9. The method of claim 8, wherein the step (c) is performed between the steps (d) and (e).

10. The method of claim 8, further comprising between the steps (e) and (f), the step (g) forming second insulating films between the first insulating films and the word lines, and between the bit line insulating films and the word lines.

11. The method of claim 10, wherein each of the second insulating films is a single layer film of one of silicon dioxide, aluminum oxide, and hafnium oxide; or a multilayer film formed by stacking at least two thereof.

12. The method of claim 8, wherein in the step (e), the bit line insulating films are formed by in-situ steam generation (ISSG) for generating water vapor from hydrogen and oxygen introduced into the semiconductor region.

13. The method of claim 12, wherein in the step (e), molar concentration of hydrogen used for the in-situ steam generation ranges from 0.1% to 50%.

14. The method of claim 12, wherein in the step (e), the in-situ steam generation is performed at a heat treatment temperature ranging from 800° C. to 1050° C.

15. The method of claim 8, wherein in the step (e), the bit line insulating films are formed by heat treatment in an atmosphere including oxygen and a halogen compound.

16. The method of claim 15, wherein in the step (e), the halogen compound contains a fluorine compound, andmolar concentration of the fluorine compound ranges from 50 ppm to 500 ppm.

17. The method of claim 16, wherein the fluorine compound contains nitrogen trifluoride.

18. The method of claim 15, wherein in the step (e), the halogen compound contains a chloride compound, andmolar concentration of the chloride compound ranges from 1% to 10%.

19. The method of claim 18, wherein the chloride compound contains at least one of trichloroethylene, dichlorosilane, hydrogen chloride, and carbon tetrachloride.

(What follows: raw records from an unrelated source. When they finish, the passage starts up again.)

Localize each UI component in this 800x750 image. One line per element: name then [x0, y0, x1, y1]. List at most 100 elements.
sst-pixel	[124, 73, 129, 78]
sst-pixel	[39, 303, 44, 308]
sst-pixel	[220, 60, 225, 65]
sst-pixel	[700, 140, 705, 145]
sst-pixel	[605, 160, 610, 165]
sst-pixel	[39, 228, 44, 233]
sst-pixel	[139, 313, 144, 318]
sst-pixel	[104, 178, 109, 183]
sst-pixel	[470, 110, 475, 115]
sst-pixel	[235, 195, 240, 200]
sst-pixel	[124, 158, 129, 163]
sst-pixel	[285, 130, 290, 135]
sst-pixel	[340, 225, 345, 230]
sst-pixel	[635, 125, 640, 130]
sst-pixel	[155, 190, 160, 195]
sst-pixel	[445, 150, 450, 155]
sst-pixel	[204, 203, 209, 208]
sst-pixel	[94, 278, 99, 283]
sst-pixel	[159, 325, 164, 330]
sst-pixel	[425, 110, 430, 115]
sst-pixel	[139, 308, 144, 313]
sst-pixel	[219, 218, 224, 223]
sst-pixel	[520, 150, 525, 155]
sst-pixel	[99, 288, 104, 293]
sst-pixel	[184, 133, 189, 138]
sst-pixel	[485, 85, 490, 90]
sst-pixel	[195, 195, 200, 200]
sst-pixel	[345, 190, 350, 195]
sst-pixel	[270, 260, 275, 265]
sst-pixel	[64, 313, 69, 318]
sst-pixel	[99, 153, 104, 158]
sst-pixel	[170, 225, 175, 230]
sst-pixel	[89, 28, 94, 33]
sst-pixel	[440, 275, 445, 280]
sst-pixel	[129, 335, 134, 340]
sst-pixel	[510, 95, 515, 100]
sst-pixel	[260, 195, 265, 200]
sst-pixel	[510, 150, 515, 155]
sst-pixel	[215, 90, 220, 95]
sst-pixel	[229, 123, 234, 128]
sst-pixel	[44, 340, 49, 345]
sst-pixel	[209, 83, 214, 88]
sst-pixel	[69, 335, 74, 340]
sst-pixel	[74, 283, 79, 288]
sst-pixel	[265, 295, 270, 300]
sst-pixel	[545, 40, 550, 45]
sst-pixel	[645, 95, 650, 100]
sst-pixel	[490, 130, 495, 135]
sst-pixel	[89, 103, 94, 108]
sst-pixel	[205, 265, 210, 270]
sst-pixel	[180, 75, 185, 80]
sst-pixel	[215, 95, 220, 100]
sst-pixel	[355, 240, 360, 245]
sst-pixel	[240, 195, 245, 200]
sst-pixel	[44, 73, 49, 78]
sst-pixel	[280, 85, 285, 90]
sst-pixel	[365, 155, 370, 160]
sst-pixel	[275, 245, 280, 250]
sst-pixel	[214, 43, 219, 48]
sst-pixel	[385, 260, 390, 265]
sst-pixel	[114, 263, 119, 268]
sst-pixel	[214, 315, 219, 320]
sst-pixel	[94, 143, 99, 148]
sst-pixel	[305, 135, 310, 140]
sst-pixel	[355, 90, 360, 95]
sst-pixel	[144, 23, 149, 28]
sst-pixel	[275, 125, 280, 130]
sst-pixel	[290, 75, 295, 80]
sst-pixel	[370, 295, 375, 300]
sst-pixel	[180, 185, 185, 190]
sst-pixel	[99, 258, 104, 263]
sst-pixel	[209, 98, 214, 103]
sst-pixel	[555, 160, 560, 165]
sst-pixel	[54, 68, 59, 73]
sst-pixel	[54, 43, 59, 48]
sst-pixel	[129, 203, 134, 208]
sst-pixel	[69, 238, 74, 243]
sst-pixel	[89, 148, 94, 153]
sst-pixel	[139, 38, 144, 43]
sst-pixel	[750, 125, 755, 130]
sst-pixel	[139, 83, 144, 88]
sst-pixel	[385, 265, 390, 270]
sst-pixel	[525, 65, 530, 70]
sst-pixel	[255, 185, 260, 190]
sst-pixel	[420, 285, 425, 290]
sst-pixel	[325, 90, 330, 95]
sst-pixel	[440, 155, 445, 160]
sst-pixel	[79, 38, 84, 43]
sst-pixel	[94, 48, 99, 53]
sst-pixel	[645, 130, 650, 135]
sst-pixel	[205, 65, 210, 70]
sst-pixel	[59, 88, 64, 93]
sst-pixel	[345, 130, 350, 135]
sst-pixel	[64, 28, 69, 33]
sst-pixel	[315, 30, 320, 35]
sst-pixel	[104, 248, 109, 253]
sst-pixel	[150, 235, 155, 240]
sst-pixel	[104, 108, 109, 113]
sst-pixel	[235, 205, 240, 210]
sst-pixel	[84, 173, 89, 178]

20. The method of claim 8, wherein each of the charge trapping films includes a silicon nitride film, andthe bit line insulating films are silicon dioxide films containing nitrogen.

21. The method of claim 8, wherein each of the first insulating films is an ONO film, in which a first silicon dioxide film, a silicon nitride film having a function of trapping charge, and a second silicon dioxide film are sequentially stacked.